Paul McGuire a écrit :
On May 19, 11:04 am, Arnaud Delobelle <[EMAIL PROTECTED]> wrote:
Paul McGuire <[EMAIL PROTECTED]> writes:

[...]

Could you use it as a decoratore instead?

integer = Word("0123456789")

@integer.setParseAction
def parse_integer(tokens):
    return int(tokens[0])

I could make your grammar clearer, because you don't mix it with
processing code... and no need for lambdas!

What a sexy little idiom!  You could really apply this to any API
method that accepts a callable as a single argument, and pyparsing
actually has several of these:

setParseAction
addParseAction
setFailAction
setDebugActions

(Unfortunately, setDebugActions requires 3 callables for its arguments
- one to be run when an expression is about to be parsed, one to be
run after parsing is complete, and one to be run if the expression
fails to be parsed.  So setDebugActions can't be used in this
decorator manner.)

You just have to provide three decorators instead, one for each callback.

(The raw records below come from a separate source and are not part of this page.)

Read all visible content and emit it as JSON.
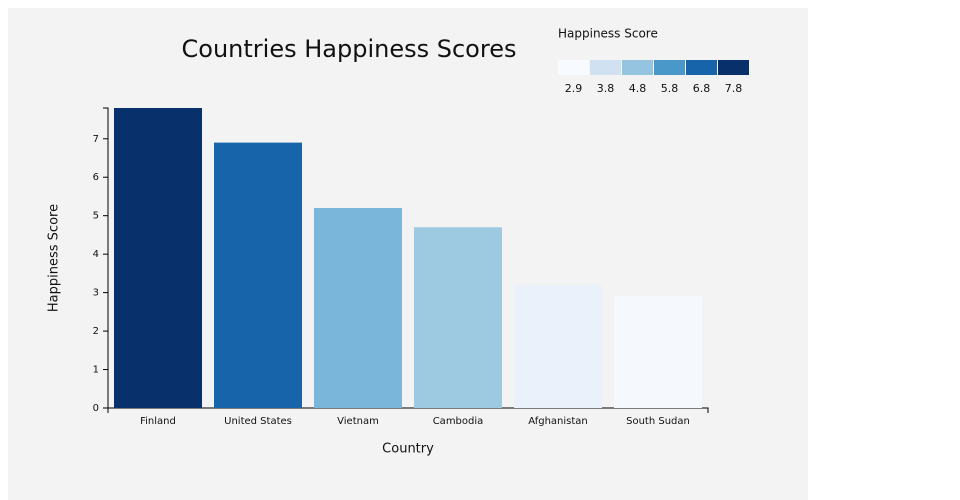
{
  "chart_data": {
    "type": "bar",
    "title": "Countries Happiness Scores",
    "x_label": "Country",
    "y_label": "Happiness Score",
    "categories": [
      "Finland",
      "United States",
      "Vietnam",
      "Cambodia",
      "Afghanistan",
      "South Sudan"
    ],
    "values": [
      7.8,
      6.9,
      5.2,
      4.7,
      3.2,
      2.9
    ],
    "colors": [
      "#08306b",
      "#1764ab",
      "#7ab6d9",
      "#9ecae1",
      "#eaf1fa",
      "#f5f9fe"
    ],
    "ylim": [
      0,
      7.8
    ],
    "yticks": [
      0,
      1,
      2,
      3,
      4,
      5,
      6,
      7
    ],
    "legend": {
      "title": "Happiness Score",
      "labels": [
        2.9,
        3.8,
        4.8,
        5.8,
        6.8,
        7.8
      ],
      "colors": [
        "#f7fbff",
        "#d0e1f2",
        "#94c4df",
        "#4a98c9",
        "#1764ab",
        "#08306b"
      ]
    }
  }
}
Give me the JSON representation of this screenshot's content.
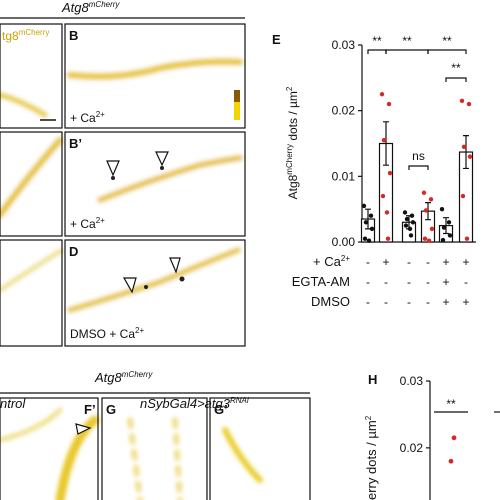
{
  "figure": {
    "header_top": [
      "Atg8",
      "mCherry"
    ],
    "header_bottom": [
      "Atg8",
      "mCherry"
    ],
    "inset_a": [
      "tg8",
      "mCherry"
    ],
    "panels": [
      "B",
      "B’",
      "D",
      "E",
      "F’",
      "G",
      "G’",
      "H"
    ],
    "caption_b": [
      "+ Ca",
      "2+"
    ],
    "caption_b2": [
      "+ Ca",
      "2+"
    ],
    "caption_d": [
      "DMSO + Ca",
      "2+"
    ],
    "group_control": "ntrol",
    "group_rnai": [
      "nSybGal4>atg3",
      "RNAi"
    ]
  },
  "chart_data": [
    {
      "type": "bar",
      "ylabel": [
        "Atg8",
        "mCherry",
        " dots / µm",
        "2"
      ],
      "ylim": [
        0,
        0.03
      ],
      "yticks": [
        {
          "value": 0,
          "label": "0.00"
        },
        0.01,
        0.02,
        0.03
      ],
      "values": [
        0.0035,
        0.015,
        0.003,
        0.0047,
        0.0025,
        0.0137
      ],
      "errors": [
        0.0015,
        0.0033,
        0.001,
        0.0013,
        0.0012,
        0.0025
      ],
      "points": [
        [
          0.0055,
          0.004,
          0.003,
          0.002,
          0.0005,
          0.0002
        ],
        [
          0.0225,
          0.021,
          0.0155,
          0.0105,
          0.007,
          0.0045,
          0.0005
        ],
        [
          0.0045,
          0.004,
          0.0035,
          0.003,
          0.0025,
          0.002,
          0.001
        ],
        [
          0.0075,
          0.0065,
          0.0048,
          0.002,
          0.0005,
          0.0002
        ],
        [
          0.005,
          0.003,
          0.0022,
          0.001,
          0.0003
        ],
        [
          0.0215,
          0.021,
          0.0145,
          0.013,
          0.007,
          0.0005
        ]
      ],
      "point_colors": [
        "#111111",
        "#d62828",
        "#111111",
        "#d62828",
        "#111111",
        "#d62828"
      ],
      "annotations": [
        "**",
        "**",
        "**",
        "ns",
        "**"
      ],
      "conditions": [
        {
          "name": [
            "+ Ca",
            "2+"
          ],
          "values": [
            "-",
            "+",
            "-",
            "-",
            "+",
            "+"
          ]
        },
        {
          "name": [
            "EGTA-AM"
          ],
          "values": [
            "-",
            "-",
            "-",
            "-",
            "+",
            "-"
          ]
        },
        {
          "name": [
            "DMSO"
          ],
          "values": [
            "-",
            "-",
            "-",
            "-",
            "+",
            "+"
          ]
        }
      ]
    },
    {
      "type": "scatter",
      "ylabel": [
        "erry",
        " dots / µm",
        "2"
      ],
      "ylim": [
        0.0125,
        0.03
      ],
      "yticks": [
        0.02,
        0.03
      ],
      "values": [
        0.0215,
        0.018
      ],
      "color": "#d62828",
      "annotations": [
        "**"
      ]
    }
  ]
}
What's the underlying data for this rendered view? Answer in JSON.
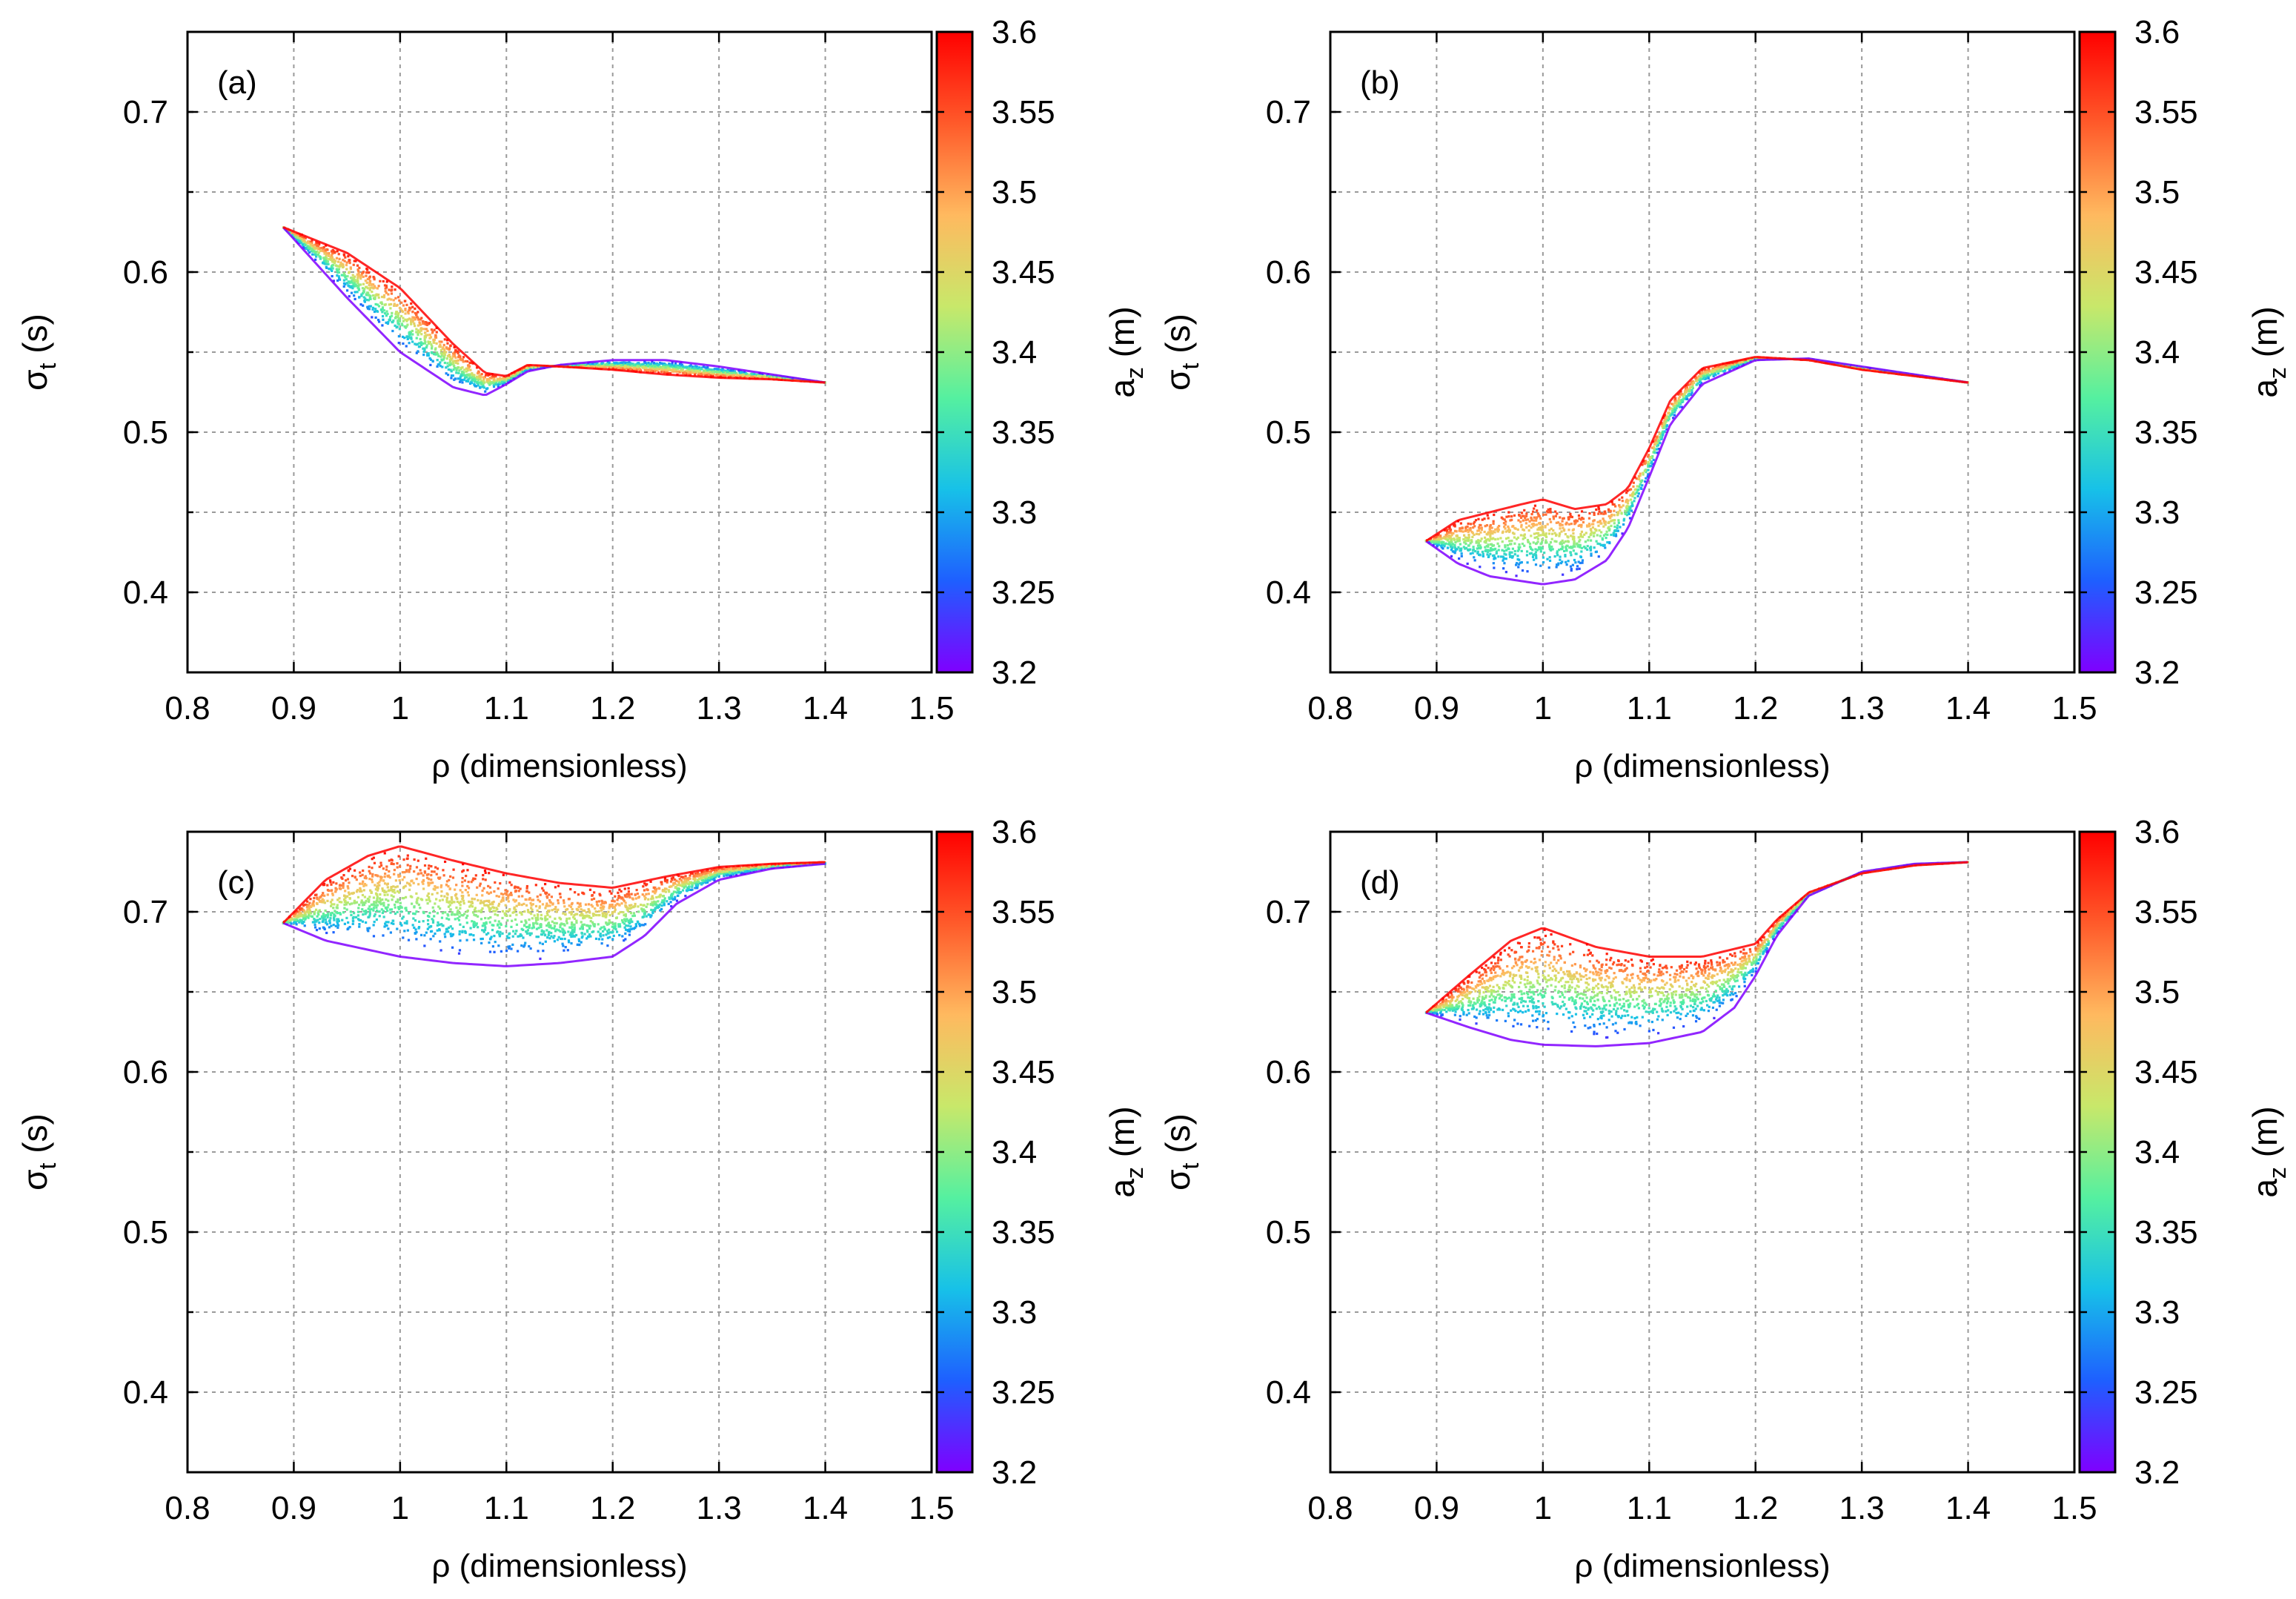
{
  "figure": {
    "panel_count": 4,
    "color_scale": "rainbow",
    "colorscale_stops": [
      "#7f00ff",
      "#1e5fff",
      "#17c1e8",
      "#55f0a0",
      "#c8e86a",
      "#ffb95f",
      "#ff5a2a",
      "#ff0000"
    ]
  },
  "chart_data": [
    {
      "type": "scatter",
      "panel_label": "(a)",
      "xlabel": "ρ (dimensionless)",
      "ylabel": "σt (s)",
      "ylabel_main": "σ",
      "ylabel_sub": "t",
      "ylabel_unit": " (s)",
      "xlim": [
        0.8,
        1.5
      ],
      "ylim": [
        0.35,
        0.75
      ],
      "xticks": [
        0.8,
        0.9,
        1.0,
        1.1,
        1.2,
        1.3,
        1.4,
        1.5
      ],
      "xtick_labels": [
        "0.8",
        "0.9",
        "1",
        "1.1",
        "1.2",
        "1.3",
        "1.4",
        "1.5"
      ],
      "yticks": [
        0.4,
        0.5,
        0.6,
        0.7
      ],
      "ytick_labels": [
        "0.4",
        "0.5",
        "0.6",
        "0.7"
      ],
      "colorbar": {
        "label": "az (m)",
        "label_main": "a",
        "label_sub": "z",
        "label_unit": " (m)",
        "range": [
          3.2,
          3.6
        ],
        "ticks": [
          3.2,
          3.25,
          3.3,
          3.35,
          3.4,
          3.45,
          3.5,
          3.55,
          3.6
        ],
        "tick_labels": [
          "3.2",
          "3.25",
          "3.3",
          "3.35",
          "3.4",
          "3.45",
          "3.5",
          "3.55",
          "3.6"
        ]
      },
      "series": [
        {
          "name": "az = 3.2 m (lower edge)",
          "az": 3.2,
          "x": [
            0.89,
            0.95,
            1.0,
            1.05,
            1.08,
            1.1,
            1.12,
            1.15,
            1.2,
            1.25,
            1.3,
            1.35,
            1.4
          ],
          "y": [
            0.628,
            0.584,
            0.55,
            0.528,
            0.523,
            0.53,
            0.538,
            0.542,
            0.545,
            0.545,
            0.541,
            0.536,
            0.531
          ]
        },
        {
          "name": "az = 3.6 m (upper edge)",
          "az": 3.6,
          "x": [
            0.89,
            0.95,
            1.0,
            1.05,
            1.08,
            1.1,
            1.12,
            1.15,
            1.2,
            1.25,
            1.3,
            1.35,
            1.4
          ],
          "y": [
            0.628,
            0.612,
            0.59,
            0.555,
            0.537,
            0.535,
            0.542,
            0.541,
            0.539,
            0.536,
            0.534,
            0.533,
            0.531
          ]
        }
      ]
    },
    {
      "type": "scatter",
      "panel_label": "(b)",
      "xlabel": "ρ (dimensionless)",
      "ylabel": "σt (s)",
      "ylabel_main": "σ",
      "ylabel_sub": "t",
      "ylabel_unit": " (s)",
      "xlim": [
        0.8,
        1.5
      ],
      "ylim": [
        0.35,
        0.75
      ],
      "xticks": [
        0.8,
        0.9,
        1.0,
        1.1,
        1.2,
        1.3,
        1.4,
        1.5
      ],
      "xtick_labels": [
        "0.8",
        "0.9",
        "1",
        "1.1",
        "1.2",
        "1.3",
        "1.4",
        "1.5"
      ],
      "yticks": [
        0.4,
        0.5,
        0.6,
        0.7
      ],
      "ytick_labels": [
        "0.4",
        "0.5",
        "0.6",
        "0.7"
      ],
      "colorbar": {
        "label": "az (m)",
        "label_main": "a",
        "label_sub": "z",
        "label_unit": " (m)",
        "range": [
          3.2,
          3.6
        ],
        "ticks": [
          3.2,
          3.25,
          3.3,
          3.35,
          3.4,
          3.45,
          3.5,
          3.55,
          3.6
        ],
        "tick_labels": [
          "3.2",
          "3.25",
          "3.3",
          "3.35",
          "3.4",
          "3.45",
          "3.5",
          "3.55",
          "3.6"
        ]
      },
      "series": [
        {
          "name": "az = 3.2 m (lower edge)",
          "az": 3.2,
          "x": [
            0.89,
            0.92,
            0.95,
            1.0,
            1.03,
            1.06,
            1.08,
            1.1,
            1.12,
            1.15,
            1.2,
            1.25,
            1.3,
            1.35,
            1.4
          ],
          "y": [
            0.432,
            0.418,
            0.41,
            0.405,
            0.408,
            0.42,
            0.44,
            0.472,
            0.505,
            0.53,
            0.545,
            0.546,
            0.541,
            0.536,
            0.531
          ]
        },
        {
          "name": "az = 3.6 m (upper edge)",
          "az": 3.6,
          "x": [
            0.89,
            0.92,
            0.95,
            0.98,
            1.0,
            1.03,
            1.06,
            1.08,
            1.1,
            1.12,
            1.15,
            1.2,
            1.25,
            1.3,
            1.35,
            1.4
          ],
          "y": [
            0.432,
            0.445,
            0.45,
            0.455,
            0.458,
            0.452,
            0.455,
            0.465,
            0.49,
            0.52,
            0.54,
            0.547,
            0.545,
            0.539,
            0.535,
            0.531
          ]
        }
      ]
    },
    {
      "type": "scatter",
      "panel_label": "(c)",
      "xlabel": "ρ (dimensionless)",
      "ylabel": "σt (s)",
      "ylabel_main": "σ",
      "ylabel_sub": "t",
      "ylabel_unit": " (s)",
      "xlim": [
        0.8,
        1.5
      ],
      "ylim": [
        0.35,
        0.75
      ],
      "xticks": [
        0.8,
        0.9,
        1.0,
        1.1,
        1.2,
        1.3,
        1.4,
        1.5
      ],
      "xtick_labels": [
        "0.8",
        "0.9",
        "1",
        "1.1",
        "1.2",
        "1.3",
        "1.4",
        "1.5"
      ],
      "yticks": [
        0.4,
        0.5,
        0.6,
        0.7
      ],
      "ytick_labels": [
        "0.4",
        "0.5",
        "0.6",
        "0.7"
      ],
      "colorbar": {
        "label": "az (m)",
        "label_main": "a",
        "label_sub": "z",
        "label_unit": " (m)",
        "range": [
          3.2,
          3.6
        ],
        "ticks": [
          3.2,
          3.25,
          3.3,
          3.35,
          3.4,
          3.45,
          3.5,
          3.55,
          3.6
        ],
        "tick_labels": [
          "3.2",
          "3.25",
          "3.3",
          "3.35",
          "3.4",
          "3.45",
          "3.5",
          "3.55",
          "3.6"
        ]
      },
      "series": [
        {
          "name": "az = 3.2 m (lower edge)",
          "az": 3.2,
          "x": [
            0.89,
            0.93,
            1.0,
            1.05,
            1.1,
            1.15,
            1.2,
            1.23,
            1.26,
            1.3,
            1.35,
            1.4
          ],
          "y": [
            0.693,
            0.682,
            0.672,
            0.668,
            0.666,
            0.668,
            0.672,
            0.685,
            0.705,
            0.72,
            0.727,
            0.73
          ]
        },
        {
          "name": "az = 3.6 m (upper edge)",
          "az": 3.6,
          "x": [
            0.89,
            0.93,
            0.97,
            1.0,
            1.05,
            1.1,
            1.15,
            1.2,
            1.25,
            1.3,
            1.35,
            1.4
          ],
          "y": [
            0.693,
            0.72,
            0.735,
            0.741,
            0.732,
            0.724,
            0.718,
            0.715,
            0.722,
            0.728,
            0.73,
            0.731
          ]
        }
      ]
    },
    {
      "type": "scatter",
      "panel_label": "(d)",
      "xlabel": "ρ (dimensionless)",
      "ylabel": "σt (s)",
      "ylabel_main": "σ",
      "ylabel_sub": "t",
      "ylabel_unit": " (s)",
      "xlim": [
        0.8,
        1.5
      ],
      "ylim": [
        0.35,
        0.75
      ],
      "xticks": [
        0.8,
        0.9,
        1.0,
        1.1,
        1.2,
        1.3,
        1.4,
        1.5
      ],
      "xtick_labels": [
        "0.8",
        "0.9",
        "1",
        "1.1",
        "1.2",
        "1.3",
        "1.4",
        "1.5"
      ],
      "yticks": [
        0.4,
        0.5,
        0.6,
        0.7
      ],
      "ytick_labels": [
        "0.4",
        "0.5",
        "0.6",
        "0.7"
      ],
      "colorbar": {
        "label": "az (m)",
        "label_main": "a",
        "label_sub": "z",
        "label_unit": " (m)",
        "range": [
          3.2,
          3.6
        ],
        "ticks": [
          3.2,
          3.25,
          3.3,
          3.35,
          3.4,
          3.45,
          3.5,
          3.55,
          3.6
        ],
        "tick_labels": [
          "3.2",
          "3.25",
          "3.3",
          "3.35",
          "3.4",
          "3.45",
          "3.5",
          "3.55",
          "3.6"
        ]
      },
      "series": [
        {
          "name": "az = 3.2 m (lower edge)",
          "az": 3.2,
          "x": [
            0.89,
            0.93,
            0.97,
            1.0,
            1.05,
            1.1,
            1.15,
            1.18,
            1.2,
            1.22,
            1.25,
            1.3,
            1.35,
            1.4
          ],
          "y": [
            0.637,
            0.628,
            0.62,
            0.617,
            0.616,
            0.618,
            0.625,
            0.64,
            0.66,
            0.685,
            0.71,
            0.725,
            0.73,
            0.731
          ]
        },
        {
          "name": "az = 3.6 m (upper edge)",
          "az": 3.6,
          "x": [
            0.89,
            0.93,
            0.97,
            1.0,
            1.05,
            1.1,
            1.15,
            1.2,
            1.22,
            1.25,
            1.3,
            1.35,
            1.4
          ],
          "y": [
            0.637,
            0.66,
            0.682,
            0.69,
            0.678,
            0.672,
            0.672,
            0.68,
            0.695,
            0.712,
            0.724,
            0.729,
            0.731
          ]
        }
      ]
    }
  ]
}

Using these methods as decorators deviates from the typical decorator
usage model as I understand it - instead of wrapping the provided
function within some enclosing setup/teardown code (like lock/unlock,
or open-file/close-file, or begin-transaction/commit-transaction), and
then returning the created wrapper function, the decorator usage you
propose is one in which the decorator uses the provided function with
some side-effect (such as setting a property), but then just returns
the original function.

This is already a well-known decorator pattern. It's used in CherryPy to mark methods that are exposed as request handlers.